Kes stood still, her golden eyes on the man’s strained face. Her eyes held nothing human; her expression was unreadable. But she stood still, listening.
“Kereskiita,” said the dark man, “the storm Tastairiane Apailika wishes to ride will carry the People of Fire and Air to destruction.” He lifted a hand, pointed straight at Mienthe’s black spiral. “Here is a different storm, when I had all but given up hope that any countervailing wind might arise. It is perilous and terrible, but surely set in a direction none of us had anticipated. It is too late to turn Tastairiane Apailika’s wind. Call this wind, then, and let it burn!”
“Kes,” said the man. He cradled his burned hand against his body and stared at the girl, his eyes purely human. He said again, “Kes.”
“Jos,” said the girl very softly. “I do remember.” And, turning toward the spiral, she took a single step that suddenly whirled her around it and left her standing beside Mienthe.
Far too close, in Tan’s opinion, but though he flinched violently, Mienthe reached out and laid her hand against the hand of the girl of fire, palm to palm. Nor did she jerk back as away from fire, but only looked into her face for a moment, her expression very serious.
“No!” shouted Istierinan again, his voice cracking in furious despair.
Mienthe lifted her hand from the other girl’s, turned, and began to draw out her spiral: around and in, around and in. Kes turned in the opposite direction and began to draw a spiral of her own, this one a narrow line of white fire that turned outward, rising. Though they both sketched their parallel spirals on the same level floor, somehow the black spiral seemed to turn down and down, while the burning white spiral rose as it turned.
Tan saw at once what Mienthe had meant by fire balancing earth, for now Mienthe moved much more easily, with no sign that she had ever or would ever come against a limit to how tight she might make her spiral, how deep she might send it. And Kes moved as easily, every step as light as though she were actually rising as she went, walking away into the air.
Istierinan cried out, an articulate sound. He dropped to one knee and drove the tip of his white quill straight across the line of white fire. The quill caught fire and blazed up with a flame as white as its feather, and the red ink ran out of it, hissing as it came against Kes’s fiery spiral, quenching the flame and leaving only the black chasm of the spiral Mienthe had drawn.
Mienthe cried out, sounding furious as well as terrified. Then Kes cried out as well, her voice as piercing and inhuman as the shriek of a falcon. Their two voices blurred together until it was impossible to tell one from the other.
Tan began to stride forward, out of the center of the spiral, toward Istierinan.
“No!” said Kairaithin urgently. “No, man!”
“Yes, come to me!” called Istierinan grimly.
Tan stopped, looking helplessly from the griffin mage to the Linularinan legist, and Istierinan stood up and ran the white feather of his quill through his fingers. The fire that had caught in its feather went out, and he laughed.

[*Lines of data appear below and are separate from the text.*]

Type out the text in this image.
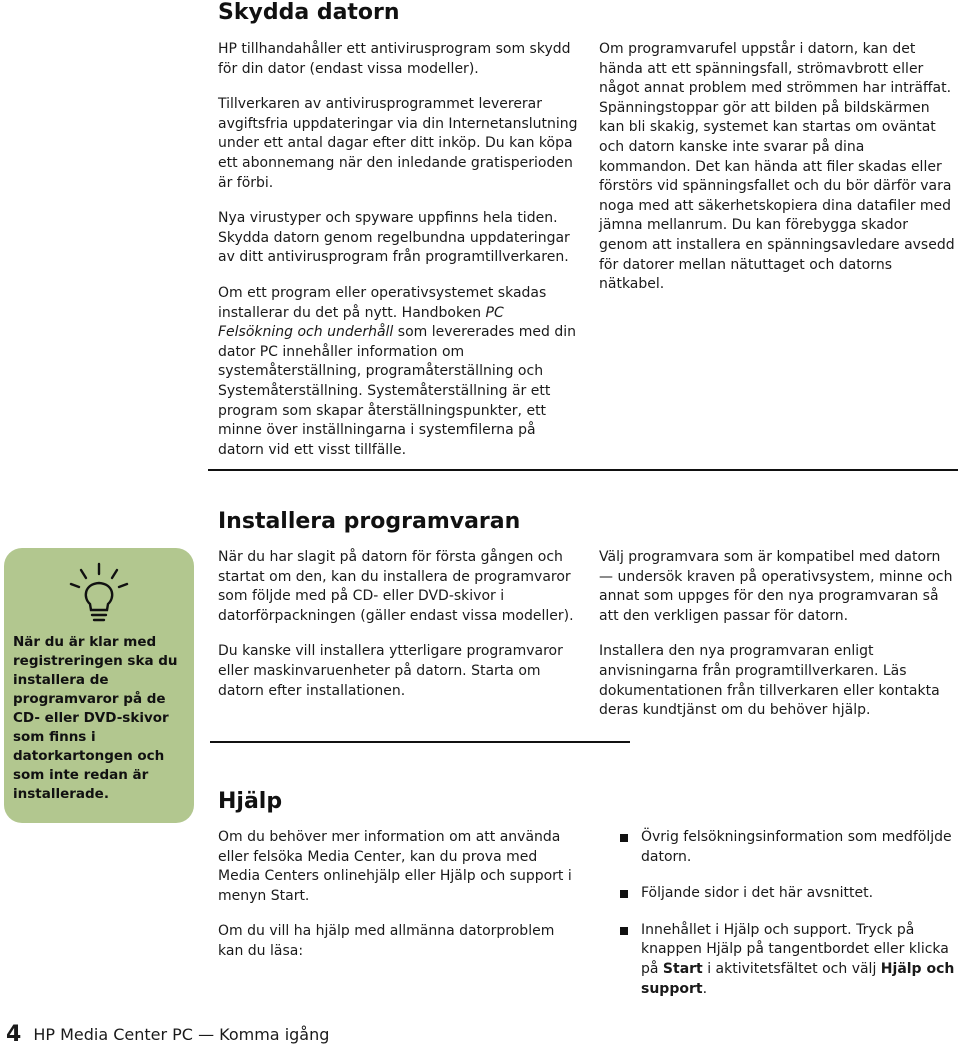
Skydda datorn

HP tillhandahåller ett antivirusprogram som skydd för din dator (endast vissa modeller).

Tillverkaren av antivirusprogrammet levererar avgiftsfria uppdateringar via din Internetanslutning under ett antal dagar efter ditt inköp. Du kan köpa ett abonnemang när den inledande gratisperioden är förbi.

Nya virustyper och spyware uppfinns hela tiden. Skydda datorn genom regelbundna uppdateringar av ditt antivirusprogram från programtillverkaren.

Om ett program eller operativsystemet skadas installerar du det på nytt. Handboken PC Felsökning och underhåll som levererades med din dator PC innehåller information om systemåterställning, programåterställning och Systemåterställning. Systemåterställning är ett program som skapar återställningspunkter, ett minne över inställningarna i systemfilerna på datorn vid ett visst tillfälle.

Om programvarufel uppstår i datorn, kan det hända att ett spänningsfall, strömavbrott eller något annat problem med strömmen har inträffat. Spänningstoppar gör att bilden på bildskärmen kan bli skakig, systemet kan startas om oväntat och datorn kanske inte svarar på dina kommandon. Det kan hända att filer skadas eller förstörs vid spänningsfallet och du bör därför vara noga med att säkerhetskopiera dina datafiler med jämna mellanrum. Du kan förebygga skador genom att installera en spänningsavledare avsedd för datorer mellan nätuttaget och datorns nätkabel.

Installera programvaran

När du har slagit på datorn för första gången och startat om den, kan du installera de programvaror som följde med på CD- eller DVD-skivor i datorförpackningen (gäller endast vissa modeller).

Du kanske vill installera ytterligare programvaror eller maskinvaruenheter på datorn. Starta om datorn efter installationen.

Välj programvara som är kompatibel med datorn — undersök kraven på operativsystem, minne och annat som uppges för den nya programvaran så att den verkligen passar för datorn.

Installera den nya programvaran enligt anvisningarna från programtillverkaren. Läs dokumentationen från tillverkaren eller kontakta deras kundtjänst om du behöver hjälp.

När du är klar med registreringen ska du installera de programvaror på de CD- eller DVD-skivor som finns i datorkartongen och som inte redan är installerade.	Hjälp

Om du behöver mer information om att använda eller felsöka Media Center, kan du prova med Media Centers onlinehjälp eller Hjälp och support i menyn Start.

Om du vill ha hjälp med allmänna datorproblem kan du läsa:

Övrig felsökningsinformation som medföljde datorn.
Följande sidor i det här avsnittet.
Innehållet i Hjälp och support. Tryck på knappen Hjälp på tangentbordet eller klicka på Start i aktivitetsfältet och välj Hjälp och support.
4 HP Media Center PC — Komma igång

Kairaithin, with no expression at all, took one step forward and exploded violently into fiery wind and driving red sand. The power of that wind slashed across the double spiral with incredible precision, slicing past Mienthe and Kes, scouring away the bloody ink and whipping up the white fire, hardly disturbing Tan’s hair as it whipped past him but driving against Istierinan with terrible force, tearing at his face and eyes, flinging him to his knees, ripping the white quill from his hands. But, though the quill blazed up once more, it did not crumble to ash but flew across the spiral like a burning arrow. It fell point-down at Tan’s feet, its tip deep in the wood of the floor, its feather burning on and on with white fire, like a slim taper that would not gutter out.
The power in that same great wind, unleashed, allowed Kes, even as she screamed in grief, to raise her fragile white hands and send her spiral racing infinitely wide and high, until it cracked the edges of the world and broke against the dome of the sky. Mienthe cried out, and her spiral leaped forward in equal measure as though dragged along by the fiery spiral, only hers broke open the day and the dark and twisted in and down until it shattered the center of the earth.
“Write down the law!” Mienthe cried.
As in a dream, Tan opened the book. He bent and took up the burning white quill.
“Write down fire and joy!” said Kes. She seemed to have forgotten grief. She lifted hands filled with blazing light and shook fire out of her hair, laughing.
“Write down earth and fire,” said Jos, leaning against a wall that was, amazingly, still standing. “Write down sorrow as well as joy.”